The problem for Mr. Obama, Mr. Edwards added, is that he has raised the stakes himself so high. “If he says this is make-or-break and my presidency depends on what the American people think of this issue,' he said, “then he's putting himself in a bad spot.'
Posted by:gorb

#4  SPERO NEWS > BRITISH "THRACE" THINK-TANK ECONOMIST HALLIGAN: US POTUS OBAMA "PLAYING WID FIRE" OVER CHINESE CURRENCY | OBAMA AT GREAT RISK OF STARTING MAJOR US-CHINA TRADE WAR OVER YUAN CURRENCY POLICIES.
Posted by: JosephMendiola   2010-03-16 21:16  

#3  I'm not clear on when the taxes, fees, etc. begin on this. If it isn't going to be right away there will be some space for Obama's allies in the media to say, "look the sky hasn't fallen" and there is plenty of time to amend.

One of the things to watch will be the number of companies that decide to stuff their existing health care plans and pay their employees a bonus and let the publically subsidized plans pick them up (or newly formed companies that decide not to have health care plans and make every employee a contractor)
Posted by: lord garth   2010-03-16 13:34  

#2  To Damn Hell with HIS job.... what about OUR jobs?
Posted by: Thing From Snowy Mountain   2010-03-16 12:31  

#1  "If Mr. Obama and the Democrats succeed, the challenge over the next eight months will be to convince the public that the program is better than polls suggest they think it is."

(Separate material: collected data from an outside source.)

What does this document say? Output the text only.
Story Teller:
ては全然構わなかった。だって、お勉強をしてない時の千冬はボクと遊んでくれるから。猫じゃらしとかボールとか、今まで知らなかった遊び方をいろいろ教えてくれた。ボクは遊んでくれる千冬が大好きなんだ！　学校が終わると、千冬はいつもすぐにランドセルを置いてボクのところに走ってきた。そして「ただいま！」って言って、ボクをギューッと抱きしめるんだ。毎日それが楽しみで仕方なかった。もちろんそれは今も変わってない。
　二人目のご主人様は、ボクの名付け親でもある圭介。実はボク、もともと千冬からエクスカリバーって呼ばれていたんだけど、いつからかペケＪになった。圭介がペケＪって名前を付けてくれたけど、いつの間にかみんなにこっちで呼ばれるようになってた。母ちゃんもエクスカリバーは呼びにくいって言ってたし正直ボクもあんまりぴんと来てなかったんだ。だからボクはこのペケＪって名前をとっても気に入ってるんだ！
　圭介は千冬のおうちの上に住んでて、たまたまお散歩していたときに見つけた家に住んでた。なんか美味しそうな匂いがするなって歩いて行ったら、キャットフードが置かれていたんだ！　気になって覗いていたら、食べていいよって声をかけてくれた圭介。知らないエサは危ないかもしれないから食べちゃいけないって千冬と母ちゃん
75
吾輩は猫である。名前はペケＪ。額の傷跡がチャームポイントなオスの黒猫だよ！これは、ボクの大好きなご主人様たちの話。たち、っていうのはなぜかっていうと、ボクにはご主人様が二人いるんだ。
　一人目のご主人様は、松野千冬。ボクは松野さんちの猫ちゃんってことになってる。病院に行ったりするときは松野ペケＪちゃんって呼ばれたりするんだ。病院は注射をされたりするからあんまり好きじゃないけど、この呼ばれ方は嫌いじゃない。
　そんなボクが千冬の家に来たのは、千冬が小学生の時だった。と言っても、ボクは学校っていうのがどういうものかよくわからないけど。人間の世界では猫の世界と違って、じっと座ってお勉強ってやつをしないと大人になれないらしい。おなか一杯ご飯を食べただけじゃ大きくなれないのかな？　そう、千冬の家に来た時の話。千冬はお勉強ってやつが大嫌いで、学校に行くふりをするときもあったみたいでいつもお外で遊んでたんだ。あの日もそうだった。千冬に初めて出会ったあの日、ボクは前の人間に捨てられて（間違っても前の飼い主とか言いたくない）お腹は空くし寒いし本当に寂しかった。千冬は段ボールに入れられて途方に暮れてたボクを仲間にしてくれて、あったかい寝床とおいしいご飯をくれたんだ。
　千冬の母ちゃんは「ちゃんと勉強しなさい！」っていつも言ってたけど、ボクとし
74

What the Democrat leadership is proposing to their rank and file is a sales technique called the “post close”. It's the practice of reinforcing benefits and positive emotions after an agreement. The goal is to mitigate what’s commonly referred to as “buyers remorse”. However, its success is predicated on the assumption that, regardless of enthusiasm, there was indeed an original agreement. In this case, Obama has tried to sell this dog for months and still hasn’t closed the deal. Which means there is no amount of after-the-fact-jawboning that will convince a reluctant electorate they didn’t get screwed. Good luck with that folks and take one for the big guy.